Anyone who’s visited San Francisco, since 1972 has seen the Transamerica Pyramid, one of The City’s most iconic structures.
I was in my teens when the building design was unveiled and quickly met with derision from the media and from public officials. It was criticized as something that would be more appropriate on the Las Vegas skyline than San Francisco’s.
The original plan called for the building to 1148 feet (350m) in height, effectively blocking views of the bay and skyline from Nob Hill, home to The City’s monied and exalted. In order to pacify the upper crust, the designers changed the height of the pyramid to its current 853 feet (260m).
I took a recent Sunday excursion to San Francisco’s Downtown to photograph this once detested structure. (On Sundays Downtown and the Financial District are nearly deserted).
From the building’s base and rising four stories, the pyramid features a web of beams that support the structure and also adds to the uniqueness of the building.
Beginning at the 29th floor, two wings (or fins) rise to the top of the structure on opposite side of the pyramid. Besides adding to the distinctive design, these wings house elevators and stairways.

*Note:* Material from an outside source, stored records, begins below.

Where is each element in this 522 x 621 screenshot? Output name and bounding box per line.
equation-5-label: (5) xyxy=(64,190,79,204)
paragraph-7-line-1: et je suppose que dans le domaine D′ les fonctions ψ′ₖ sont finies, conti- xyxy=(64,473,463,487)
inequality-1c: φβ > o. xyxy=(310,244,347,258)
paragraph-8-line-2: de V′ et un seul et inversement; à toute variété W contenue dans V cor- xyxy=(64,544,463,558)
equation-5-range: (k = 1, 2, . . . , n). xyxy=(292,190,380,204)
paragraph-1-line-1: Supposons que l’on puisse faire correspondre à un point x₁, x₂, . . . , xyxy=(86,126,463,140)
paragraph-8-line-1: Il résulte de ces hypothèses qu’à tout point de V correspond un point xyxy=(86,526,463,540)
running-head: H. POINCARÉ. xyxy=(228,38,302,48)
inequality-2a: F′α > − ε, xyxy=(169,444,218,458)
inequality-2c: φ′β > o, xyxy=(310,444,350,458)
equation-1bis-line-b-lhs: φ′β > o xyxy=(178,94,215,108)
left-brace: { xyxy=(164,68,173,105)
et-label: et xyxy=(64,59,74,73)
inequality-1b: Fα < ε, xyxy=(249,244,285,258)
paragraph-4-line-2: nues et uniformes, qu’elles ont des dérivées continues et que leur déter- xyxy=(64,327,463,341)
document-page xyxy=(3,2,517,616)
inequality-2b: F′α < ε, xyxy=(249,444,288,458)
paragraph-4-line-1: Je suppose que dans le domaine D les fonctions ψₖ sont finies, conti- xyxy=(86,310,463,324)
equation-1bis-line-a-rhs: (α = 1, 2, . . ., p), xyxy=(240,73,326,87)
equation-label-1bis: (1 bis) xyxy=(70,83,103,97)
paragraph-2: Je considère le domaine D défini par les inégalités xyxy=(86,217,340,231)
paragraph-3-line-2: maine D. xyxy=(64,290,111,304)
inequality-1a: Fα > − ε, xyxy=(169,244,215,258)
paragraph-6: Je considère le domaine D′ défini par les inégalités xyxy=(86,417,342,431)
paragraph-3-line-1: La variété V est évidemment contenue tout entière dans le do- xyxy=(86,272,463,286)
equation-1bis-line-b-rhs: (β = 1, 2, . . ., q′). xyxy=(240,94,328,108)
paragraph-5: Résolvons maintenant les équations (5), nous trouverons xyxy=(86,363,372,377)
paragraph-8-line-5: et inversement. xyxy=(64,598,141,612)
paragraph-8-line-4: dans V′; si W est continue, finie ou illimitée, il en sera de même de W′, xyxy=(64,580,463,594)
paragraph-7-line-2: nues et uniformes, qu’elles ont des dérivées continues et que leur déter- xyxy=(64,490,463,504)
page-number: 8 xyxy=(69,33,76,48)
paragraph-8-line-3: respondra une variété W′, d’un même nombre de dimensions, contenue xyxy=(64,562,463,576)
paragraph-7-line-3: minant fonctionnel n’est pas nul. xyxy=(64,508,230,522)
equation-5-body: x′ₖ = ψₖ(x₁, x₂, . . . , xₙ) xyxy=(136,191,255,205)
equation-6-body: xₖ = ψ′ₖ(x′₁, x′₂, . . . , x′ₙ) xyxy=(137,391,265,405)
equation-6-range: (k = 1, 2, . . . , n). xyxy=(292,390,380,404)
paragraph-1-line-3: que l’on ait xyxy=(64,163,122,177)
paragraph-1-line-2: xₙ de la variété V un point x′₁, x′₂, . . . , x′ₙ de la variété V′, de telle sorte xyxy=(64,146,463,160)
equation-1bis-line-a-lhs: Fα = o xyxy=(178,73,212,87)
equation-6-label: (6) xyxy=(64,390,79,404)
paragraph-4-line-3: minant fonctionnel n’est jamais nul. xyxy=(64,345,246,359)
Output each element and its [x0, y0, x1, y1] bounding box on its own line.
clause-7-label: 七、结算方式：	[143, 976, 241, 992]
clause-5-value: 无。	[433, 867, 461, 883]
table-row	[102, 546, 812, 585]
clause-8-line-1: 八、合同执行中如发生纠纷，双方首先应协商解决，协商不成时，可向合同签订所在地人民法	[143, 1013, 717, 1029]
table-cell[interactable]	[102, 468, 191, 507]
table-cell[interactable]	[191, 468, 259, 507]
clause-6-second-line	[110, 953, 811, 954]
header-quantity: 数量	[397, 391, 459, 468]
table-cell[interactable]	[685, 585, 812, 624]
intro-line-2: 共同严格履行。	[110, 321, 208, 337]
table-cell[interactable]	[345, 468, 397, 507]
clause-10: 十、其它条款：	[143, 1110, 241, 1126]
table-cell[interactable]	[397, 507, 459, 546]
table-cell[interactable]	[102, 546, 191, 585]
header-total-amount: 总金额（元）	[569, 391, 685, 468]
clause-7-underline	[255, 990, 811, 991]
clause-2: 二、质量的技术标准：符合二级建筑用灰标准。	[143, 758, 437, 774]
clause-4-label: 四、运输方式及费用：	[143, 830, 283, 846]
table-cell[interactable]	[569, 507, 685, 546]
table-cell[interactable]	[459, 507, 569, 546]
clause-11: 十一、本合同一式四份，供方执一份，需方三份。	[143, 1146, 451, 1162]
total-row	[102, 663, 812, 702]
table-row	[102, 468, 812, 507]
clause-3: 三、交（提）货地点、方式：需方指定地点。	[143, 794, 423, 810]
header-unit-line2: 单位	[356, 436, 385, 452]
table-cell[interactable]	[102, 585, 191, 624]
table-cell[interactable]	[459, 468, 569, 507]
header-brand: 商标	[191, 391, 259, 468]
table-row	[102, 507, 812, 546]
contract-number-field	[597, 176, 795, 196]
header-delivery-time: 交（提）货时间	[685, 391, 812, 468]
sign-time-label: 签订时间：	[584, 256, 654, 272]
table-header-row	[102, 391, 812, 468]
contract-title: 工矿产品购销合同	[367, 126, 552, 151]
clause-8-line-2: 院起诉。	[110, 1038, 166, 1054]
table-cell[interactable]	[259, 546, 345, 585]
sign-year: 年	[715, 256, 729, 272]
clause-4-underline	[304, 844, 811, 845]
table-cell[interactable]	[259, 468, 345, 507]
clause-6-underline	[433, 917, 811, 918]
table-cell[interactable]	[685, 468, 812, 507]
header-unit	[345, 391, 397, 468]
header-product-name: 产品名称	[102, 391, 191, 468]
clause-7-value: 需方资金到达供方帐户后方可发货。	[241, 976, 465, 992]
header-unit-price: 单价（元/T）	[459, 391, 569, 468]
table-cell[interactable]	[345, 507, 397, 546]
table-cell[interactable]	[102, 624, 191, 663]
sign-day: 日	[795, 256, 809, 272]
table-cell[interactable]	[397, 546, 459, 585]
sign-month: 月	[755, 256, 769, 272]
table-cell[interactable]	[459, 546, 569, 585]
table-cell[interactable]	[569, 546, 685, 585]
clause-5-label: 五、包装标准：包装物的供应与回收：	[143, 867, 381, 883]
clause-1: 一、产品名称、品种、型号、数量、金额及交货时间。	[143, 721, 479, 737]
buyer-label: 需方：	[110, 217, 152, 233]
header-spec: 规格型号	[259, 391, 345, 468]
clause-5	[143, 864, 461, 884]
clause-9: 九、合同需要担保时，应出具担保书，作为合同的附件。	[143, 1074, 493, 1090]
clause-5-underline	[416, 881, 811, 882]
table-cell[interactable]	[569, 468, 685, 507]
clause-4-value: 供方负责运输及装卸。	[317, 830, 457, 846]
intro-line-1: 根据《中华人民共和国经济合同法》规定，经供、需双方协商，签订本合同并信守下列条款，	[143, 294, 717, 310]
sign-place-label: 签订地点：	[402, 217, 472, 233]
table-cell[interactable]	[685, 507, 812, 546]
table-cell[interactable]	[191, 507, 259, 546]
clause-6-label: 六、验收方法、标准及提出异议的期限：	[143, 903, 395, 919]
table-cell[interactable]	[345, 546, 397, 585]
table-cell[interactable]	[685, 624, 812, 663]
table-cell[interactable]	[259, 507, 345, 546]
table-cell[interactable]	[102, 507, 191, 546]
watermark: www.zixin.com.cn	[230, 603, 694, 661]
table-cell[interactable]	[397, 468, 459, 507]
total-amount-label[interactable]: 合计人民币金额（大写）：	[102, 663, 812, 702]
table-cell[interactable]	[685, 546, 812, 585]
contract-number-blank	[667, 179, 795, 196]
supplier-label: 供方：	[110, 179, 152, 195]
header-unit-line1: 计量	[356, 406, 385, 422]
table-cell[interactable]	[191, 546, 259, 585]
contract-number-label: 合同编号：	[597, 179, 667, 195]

Below: Views from the ground at one of the “winged” sides of the pyramid. I used different black and white filters for different effects. If you use your imagination you wouldn’t know it’s a building.
Below is the color image of the above.
Fun pyramid facts.
The four-story base contains 16,000 cubic yards (12,000 m3) of concrete and over 300 miles (480 km) of steel rebar.
It has 3,678 windows.
The building’s foundation is 9 feet (2.7 m) thick, the result of a 3-day, 24-hour continuous concrete pour.
The building was designed with a myriad of seismic countermeasures in the event of an earthquake.
In 1989 when a magnitude 6.9 quake struck the Bay Area the top floor swayed for a minute from side to side by about one foot (30cm). Despite that terrifying ride the building sustained no structural damage.